Group actions, deformations, polygroup extensions, and group presentations

TL;DR

This paper extends classical group extension theory to polygroups, introduces a method to derive group presentations from actions, and explores a deformation technique to compute presentations of complex groups like Mathieu groups and Zassenhaus groups.

Contribution

It generalizes extension theory to polygroups, provides a new method for computing group presentations from actions, and develops a deformation approach to analyze and compute presentations of intricate groups.

Findings

Derived explicit presentations for $GL_2$ over valuation rings and fields

Computed presentations for $SL_3$ over arbitrary fields

Presented Zassenhaus groups $M(q^2)$ for odd prime powers q

Abstract

Generalizing classical extension theory, we solve a Schreier-type extension problem for polygroups by groups. As a consequence, we obtain a method for computing a presentation for a group from its action on a set. The usefulness of this method is illustrated by deriving explicit presentations for the groups $GL_2$ over valuation rings and over valued fields, for the groups $SL_3$ over arbitrary fields, as well as for the five Mathieu groups.
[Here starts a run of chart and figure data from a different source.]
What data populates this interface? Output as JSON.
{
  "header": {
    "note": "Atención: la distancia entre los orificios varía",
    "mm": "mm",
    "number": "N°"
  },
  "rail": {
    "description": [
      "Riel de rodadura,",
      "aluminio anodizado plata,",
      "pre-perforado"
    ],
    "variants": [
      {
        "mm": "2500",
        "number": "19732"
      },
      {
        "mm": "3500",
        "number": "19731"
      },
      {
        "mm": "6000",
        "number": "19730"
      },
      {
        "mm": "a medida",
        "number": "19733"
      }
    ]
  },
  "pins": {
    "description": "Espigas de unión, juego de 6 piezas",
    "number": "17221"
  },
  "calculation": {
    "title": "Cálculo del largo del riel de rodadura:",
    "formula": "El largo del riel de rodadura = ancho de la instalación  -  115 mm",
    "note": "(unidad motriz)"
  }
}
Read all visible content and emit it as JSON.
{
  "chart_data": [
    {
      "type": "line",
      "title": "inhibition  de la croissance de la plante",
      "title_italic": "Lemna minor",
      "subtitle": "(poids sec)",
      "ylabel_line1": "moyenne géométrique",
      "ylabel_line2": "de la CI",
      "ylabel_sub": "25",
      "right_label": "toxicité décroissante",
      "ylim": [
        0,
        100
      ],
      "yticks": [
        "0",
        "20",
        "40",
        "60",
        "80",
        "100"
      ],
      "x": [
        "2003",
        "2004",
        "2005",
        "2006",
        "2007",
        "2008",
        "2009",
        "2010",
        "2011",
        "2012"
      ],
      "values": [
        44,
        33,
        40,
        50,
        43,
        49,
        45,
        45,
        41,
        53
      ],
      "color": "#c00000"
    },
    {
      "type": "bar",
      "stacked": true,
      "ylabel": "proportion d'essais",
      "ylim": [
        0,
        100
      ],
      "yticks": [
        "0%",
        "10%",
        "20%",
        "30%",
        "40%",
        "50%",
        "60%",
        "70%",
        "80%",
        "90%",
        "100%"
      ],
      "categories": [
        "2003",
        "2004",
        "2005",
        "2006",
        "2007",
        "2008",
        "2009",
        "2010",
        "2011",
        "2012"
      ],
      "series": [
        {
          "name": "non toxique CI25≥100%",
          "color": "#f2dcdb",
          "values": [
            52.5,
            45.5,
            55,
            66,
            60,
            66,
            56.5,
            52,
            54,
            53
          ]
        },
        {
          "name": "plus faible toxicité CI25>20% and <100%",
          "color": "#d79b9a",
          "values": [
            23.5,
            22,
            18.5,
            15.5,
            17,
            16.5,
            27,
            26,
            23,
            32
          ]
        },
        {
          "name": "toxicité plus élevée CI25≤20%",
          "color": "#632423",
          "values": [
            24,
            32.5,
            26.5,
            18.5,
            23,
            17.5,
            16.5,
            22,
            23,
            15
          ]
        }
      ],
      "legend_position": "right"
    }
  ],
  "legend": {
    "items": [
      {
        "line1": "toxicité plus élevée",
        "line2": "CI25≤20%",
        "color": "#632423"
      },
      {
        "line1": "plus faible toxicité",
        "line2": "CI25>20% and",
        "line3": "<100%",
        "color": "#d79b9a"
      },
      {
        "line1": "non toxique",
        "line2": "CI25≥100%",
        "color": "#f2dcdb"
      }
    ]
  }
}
Moreover, we sketch some aspects of a new deformation technique for groups, their actions, and presentations, and apply it to compute presentations for the sharply $3$-transitive Zassenhaus groups $M(q^2)$ (in the notation of Huppert and Blackburn) for any odd prime power $q$. This computation serves to demonstrate how suitable deformation of groups and their actions interacts with, and thereby enhances, the presentation method.